Adel menghela napas gusar. "A-aku ti-tidak ta-tau harus menjelaskan apa, Kak."

Kedua bola mata Adel tampak nyalang. Ketakutan merasuk dalam setiap persendiannya. Ia merasa sesak napas. Tangannya sudah bergetar dari tadi.

"Karen, kamu gak papa?" Tanya Leon cemas.

Adel menggelengkan kepalanya. "A-aku gak papa. A-aku mungkin cum-cuma butuh wa-waktu buat istirahat." Setelah menuntaskan kalimatnya, Adel membaringkan tubuhnya membelakangi Leon.

"Karen, kamu percaya kakak kan? Kamu bebas diam setidaknya sampai kamu siap mengungkapkan semuanya." Leon beranjak dari tempatnya. "Kamu hanya belum siap. Kakak percaya kalau kamu mempercayai kakak." Leon pergi dengan perasaan yang campur aduk.

Adel menahan tangisnya. "Aku percaya. Aku percaya. A-aku percaya." Ucap Adel berkali-kali.

"Tapi Aku takut kakak anggap gila." Ucap Adel sendu penuh kesakitan.

***

Qilla menghampiri Leon yang keluar dengan tampang kusut. Qilla diam. Ia menyibak gemuruh menyakitkan dari hatinya. Lihat! -pria yang dicintainya tampak sangat berantakan- Tentu saja hatinya terasa dipilin.

"Kak."

Leon mendongakkan wajahnya. Ia menatap perempuan yang berdiri di depannya. Cukup terkejut. Mengingat tentang masalah hati yang belum sepenuhnya selesai bersama perempuan itu. "Abigail mana?" Pertanyaan itu muncul untuk mengalihkan gejolak batinnya.

"Abigail lagi ke kantin. Katanya mau beliin Adel bubur."

Leon mengangguk kemudian berdehem untuk menetralkan detak jantungnya.

"Oh ya udah." Leon merutuki suaranya yang tercekik tadi.

"Suara kakak kenapa? Kakak sakit?"

"Nggak papa."

Leon berlalu begitu saja meninggalkan Qilla. Ia tidak ingin membahas hal-hal yang tidak perlu. Sudah, cukup! Kisahnya dengan perempuan itu hanya masalalu. Sebuah romansa yang tidak pernah tuntas dan mempunyai kedudukan. Mereka hanyalah insan yang dipenuhi kasih tanpa tau bagaimana perasaan salah satu dari mereka. Mereka benar-benar hilang dengan cinta yang dianggap dan tak punya haluan. Cinta tak terbalaskan.
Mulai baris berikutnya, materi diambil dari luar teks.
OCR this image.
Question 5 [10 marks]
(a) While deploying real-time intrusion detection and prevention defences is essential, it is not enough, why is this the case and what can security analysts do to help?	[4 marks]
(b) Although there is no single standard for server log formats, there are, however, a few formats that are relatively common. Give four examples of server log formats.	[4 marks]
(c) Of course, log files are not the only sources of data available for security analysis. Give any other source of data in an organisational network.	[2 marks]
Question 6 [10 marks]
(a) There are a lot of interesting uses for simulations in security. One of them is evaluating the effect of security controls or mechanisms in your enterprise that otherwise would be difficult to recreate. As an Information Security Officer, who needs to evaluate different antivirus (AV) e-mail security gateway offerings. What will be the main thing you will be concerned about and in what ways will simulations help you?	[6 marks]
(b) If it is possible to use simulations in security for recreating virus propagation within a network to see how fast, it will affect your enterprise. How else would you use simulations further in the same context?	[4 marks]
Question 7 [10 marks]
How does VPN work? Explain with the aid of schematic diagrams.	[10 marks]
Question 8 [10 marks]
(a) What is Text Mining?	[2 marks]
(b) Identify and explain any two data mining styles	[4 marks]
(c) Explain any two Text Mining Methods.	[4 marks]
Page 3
"Ah, siapa aku yang berhak mengkhawatirkan kakak?" Qilla mendongakkan wajah. Ia tidak ingin menangis untuk saat ini. "Kamu udah punya Kevin Qilla."

Ia mencoba menegarkan diri dengan nama Kevin. Meskipun ia sendiri tahu, Kevin juga orang yang menghancurkan dirinya meski bukan hatinya. Kevin sudah memiliki Qilla meski tidak seutuhnya.